🤖 AI Summary
This work theoretically models the chain-of-thought (CoT) generalization capability of nonlinear Transformer models under unseen tasks and distribution shifts, focusing on how input augmentation—i.e., providing few-shot examples—enables robust multi-step reasoning. Addressing the lack of theoretical analysis for nonlinear attention mechanisms under non-convex optimization in existing literature, we establish the first formal framework for CoT generalization, rigorously characterizing sample and iteration complexity, deriving precise conditions for accurate inference under noisy demonstrations, and proving that CoT strictly outperforms single-step in-context learning (ICL) in generalization. Our methodology integrates non-convex optimization theory, nonlinear attention modeling, generalization error bound derivation, and distributional robustness analysis. Empirical validation confirms the theory: under both noisy examples and distribution shifts, CoT achieves significantly higher reasoning accuracy than ICL.
📝 Abstract
Chain-of-Thought (CoT) is an efficient prompting method that enables the reasoning ability of large language models by augmenting the query using multiple examples with multiple intermediate steps. Despite the empirical success, the theoretical understanding of how to train a Transformer to achieve the CoT ability remains less explored. This is primarily due to the technical challenges involved in analyzing the nonconvex optimization on nonlinear attention models.
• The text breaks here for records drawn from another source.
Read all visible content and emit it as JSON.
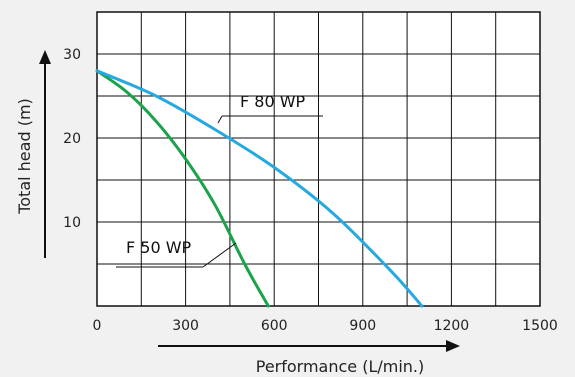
{
  "chart_data": {
    "type": "line",
    "xlabel": "Performance (L/min.)",
    "ylabel": "Total head (m)",
    "xlim": [
      0,
      1500
    ],
    "ylim": [
      0,
      35
    ],
    "grid": true,
    "x_ticks": [
      "0",
      "300",
      "600",
      "900",
      "1200",
      "1500"
    ],
    "y_ticks": [
      "10",
      "20",
      "30"
    ],
    "series": [
      {
        "name": "F 50 WP",
        "color": "#1aa34a",
        "x": [
          0,
          100,
          200,
          300,
          400,
          500,
          580
        ],
        "y": [
          28,
          25.5,
          22,
          17.5,
          12,
          5,
          0
        ]
      },
      {
        "name": "F 80 WP",
        "color": "#26a9e0",
        "x": [
          0,
          200,
          400,
          600,
          800,
          1000,
          1100
        ],
        "y": [
          28,
          25,
          21,
          16.5,
          11,
          4,
          0
        ]
      }
    ]
  }
}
To the best of our knowledge, this work provides the first theoretical study of training Transformers with nonlinear attention to obtain the CoT generalization capability so that the resulting model can inference on unseen tasks when the input is augmented by examples of the new task. We first quantify the required training samples and iterations to train a Transformer model towards CoT ability. We then prove the success of its CoT generalization on unseen tasks with distribution-shifted testing data. Moreover, we theoretically characterize the conditions for an accurate reasoning output by CoT even when the provided reasoning examples contain noises and are not always accurate. In contrast, in-context learning (ICL), which can be viewed as one-step CoT without intermediate steps, may fail to provide an accurate output when CoT does. These theoretical findings are justified through experiments.